Our results indicate that the precipitation simulation abilities of the downscaled CMIP5-MME and CMIP6-MME are poor during rainy months and seasons (rainy days) in the study region. This result may be related to the downscaling method. As described in Section 3.1, the CLIGEN model showed a weak ability to simulate extreme precipitation, which is supported by many scholars [12,31,39]. However, this result may also be related to the poor simulation performance of GCM on rainy days over the HRB. Because of the availability of observational data, the daily precipitation observations from 1970 to 2005 for 14 meteorological stations collected in the HRB were employed to verify the GCMs’ simulations in this study. Based on the limitations of the observational station data, a multi-site downscaling method was required in this study. Although the observational data used in this study were able to represent the spatiotemporal variability of precipitation, precipitation accuracy could have been assessed against a gridded precipitation dataset in addition to meteorological stations. There are dozens of gridded precipitation datasets and reanalysis data available in previous studies [40,41,42]. In the future, a gridded precipitation dataset must be applied to verify the GCMs’ simulation outputs, and another bias correction method, such as the quantile mapping method, will be used. Furthermore, extreme climate indices will be selected to explore and compare the model performance of the CMIP6 and CMIP5 in simulating precipitation extremes over the HRB in the future.
A multi-site statistical downscaling method was used to spatially and temporally downscale the GCM outputs. There are errors in the PW|W and skewness coefficient in the CLIGEN model, which depends on the first-order two-state Markov chain [12]. Although this Markov chain has been demonstrated to have sufficient applicability in simulating the probability of precipitation transitions [30,43], a high-order multi-state Markov chain must be used in future studies because of the lack of physical mechanisms [12]. Compared with the statistical downscaling method, the dynamic downscaling method exhibits a clear physical mechanism that can accurately simulate the regional climate variable features and characterize the precipitation spatial pattern and convection processes of a catchment [44,45]. Therefore, a dynamic downscaling method with a higher spatial resolution should be considered in future studies.
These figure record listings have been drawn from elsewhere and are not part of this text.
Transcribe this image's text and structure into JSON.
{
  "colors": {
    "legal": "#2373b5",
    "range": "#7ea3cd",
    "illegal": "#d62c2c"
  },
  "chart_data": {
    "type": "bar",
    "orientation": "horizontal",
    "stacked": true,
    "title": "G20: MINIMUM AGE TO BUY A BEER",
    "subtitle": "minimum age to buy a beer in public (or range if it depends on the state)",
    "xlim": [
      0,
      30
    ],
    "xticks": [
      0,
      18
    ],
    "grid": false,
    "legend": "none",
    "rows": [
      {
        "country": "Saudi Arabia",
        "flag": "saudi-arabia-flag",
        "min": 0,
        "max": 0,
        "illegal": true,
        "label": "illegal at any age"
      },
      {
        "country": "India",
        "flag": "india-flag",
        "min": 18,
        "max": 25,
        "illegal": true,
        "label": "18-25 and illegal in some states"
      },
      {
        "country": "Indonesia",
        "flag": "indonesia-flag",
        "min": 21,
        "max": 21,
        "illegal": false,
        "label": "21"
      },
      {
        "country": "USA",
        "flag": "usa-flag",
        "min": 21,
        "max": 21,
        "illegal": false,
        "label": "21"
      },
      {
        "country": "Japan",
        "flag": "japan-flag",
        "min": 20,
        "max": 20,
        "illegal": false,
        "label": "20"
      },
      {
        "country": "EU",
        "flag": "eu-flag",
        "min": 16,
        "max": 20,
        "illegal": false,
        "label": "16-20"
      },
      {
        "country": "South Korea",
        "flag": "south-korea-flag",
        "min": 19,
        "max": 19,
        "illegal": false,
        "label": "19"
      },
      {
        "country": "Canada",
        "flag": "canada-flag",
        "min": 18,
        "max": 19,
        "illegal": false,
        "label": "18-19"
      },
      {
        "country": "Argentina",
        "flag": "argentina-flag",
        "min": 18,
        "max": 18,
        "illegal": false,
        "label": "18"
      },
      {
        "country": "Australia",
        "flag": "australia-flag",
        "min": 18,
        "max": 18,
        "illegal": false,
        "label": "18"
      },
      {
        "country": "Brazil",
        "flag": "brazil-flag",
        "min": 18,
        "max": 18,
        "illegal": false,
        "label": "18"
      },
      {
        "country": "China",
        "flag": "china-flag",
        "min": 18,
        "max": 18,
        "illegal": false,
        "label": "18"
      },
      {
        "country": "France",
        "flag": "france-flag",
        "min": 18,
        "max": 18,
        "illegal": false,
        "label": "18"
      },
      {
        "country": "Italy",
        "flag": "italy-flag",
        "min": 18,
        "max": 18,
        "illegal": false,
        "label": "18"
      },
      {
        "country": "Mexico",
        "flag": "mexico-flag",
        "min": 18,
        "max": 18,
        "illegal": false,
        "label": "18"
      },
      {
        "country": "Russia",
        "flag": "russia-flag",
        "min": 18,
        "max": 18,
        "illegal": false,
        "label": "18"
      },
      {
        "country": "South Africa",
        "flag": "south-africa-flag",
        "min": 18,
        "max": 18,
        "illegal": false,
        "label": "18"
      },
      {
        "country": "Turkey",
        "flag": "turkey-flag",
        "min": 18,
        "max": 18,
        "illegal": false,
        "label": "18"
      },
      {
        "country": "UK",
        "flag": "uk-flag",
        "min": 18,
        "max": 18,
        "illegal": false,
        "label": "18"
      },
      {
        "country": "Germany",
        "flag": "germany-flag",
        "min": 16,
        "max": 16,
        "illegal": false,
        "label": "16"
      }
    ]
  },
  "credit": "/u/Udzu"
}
In addition, to compare the precipitation simulations of CMIP5 and CMIP6 to the observed precipitation data, only 10 GCMs from CMIP5 and 10 GCMs from CMIP6 were used in this study because of data limitations. There are substantial uncertainties in the precipitation simulation trends for the CMIP5 and CMIP6 GCMs. Additional evaluations of more GCMs are needed to comprehensively understand the precipitation simulations in CMIP5 and CMIP6.

5. Conclusions

GCMs can provide essential meteorological data for simulating and assessing the impact of climate change on regional hydrology. Selecting appropriate GCM output data is the basis for accurate hydrology simulation prediction. In addition, because of the coarse temporal and spatial resolutions of the GCMs, an effective downscaling method is often required to study regional climatic conditions and hydrological processes. In this study, a multi-site statistical downscaling method was applied to spatially and temporally downscale the precipitation simulations of CMIP5-MME and CMIP6-MME.
The multi-site statistical downscaling method contains a spatial downscaling step that utilizes the IDW and EDCDFm methods, a temporal downscaling step using the CLIGEN model, and a spatial correlation reconstruction step suing a shuffle procedure method. The CMIP5-MME and CMIP6-MME precipitation mean and standard deviation values were used to evaluate the spatial downscaling step, QQ plots of the daily precipitation were used to evaluate the temporal downscaling step, and inter-station spatial correlation coefficients of the CMIP5-MME and CMIP6-MME were used to evaluate the spatial correlation reconstruction step. The results of all downscaling steps passed accuracy evaluation. The temporal and spatial downscaling results of the GCM data can be used to evaluate and compare the CMIP5 and CMIP6 precipitation simulations for the HRB.
A spatial distribution map, biases between the GCMs’ downscaled precipitation data and the observed data, and box plots were used to evaluate the performances of the downscaled CMIP5-MME and CMIP6-MME precipitation simulations compared with the observed data in the HRB from 1970 to 2005. The results illustrate that (1) the downscaled CMIP5-MME and CMIP6-MME can capture the spatial pattern, temporal pattern, and seasonal variations in the HRB but overestimate precipitation in the western and central HRB and underestimate precipitation in the eastern HRB; (2) the precipitation simulation biases of the downscaled CMIP6-MME are smaller than those of the downscaled CMIP5-MME, demonstrating improvement for CMIP6-MME in reducing precipitation bias; (3) the precipitation simulation capabilities of the downscaled CMIP6-MME in most stations are stronger than those of the downscaled CMIP5-MME in winter, spring, and autumn but are weaker in summer; and (4) the abilities of both the downscaled CMIP5-MME and CMIP6-MME in simulating precipitation on rainy days are poor, which may be related to the CLIGEN model. Our study provides a reference for data reliability to drive the hydrological model simulation and the prediction of future hydrologic cycles. Future studies should focus on the comparison of additional GCM precipitation simulation from CMIP5 and CMIP6 and the evaluation of hydrological process changes using future GCM precipitation data as an input to drive the hydrological model.

Author Contributions

Conceptualization, J.L. and D.W.; methodology, D.W. and X.S.; validation, D.W.; formal analysis, D.W., J.L., W.S., and C.M.; investigation, D.W.; resources, J.L., H.W., and W.S.; data curation, D.W.; writing—original draft preparation, D.W.; writing—review and editing, D.W., J.L., and W.S.; visualization, D.W.; supervision, J.L.; funding acquisition, J.L., W.S., and C.M. All authors have read and agreed to the published version of the manuscript.

Funding

This work was supported by the Basic Research Plan of Natural Science of Shaanxi Province (Grant No.2019JLM-52), National Natural Science Foundation of China (Grant No. 51739011 & 51879274), and National Key Research and Development Program of China (Grant No. 2018YFC1508203 & 2016YFC0401401).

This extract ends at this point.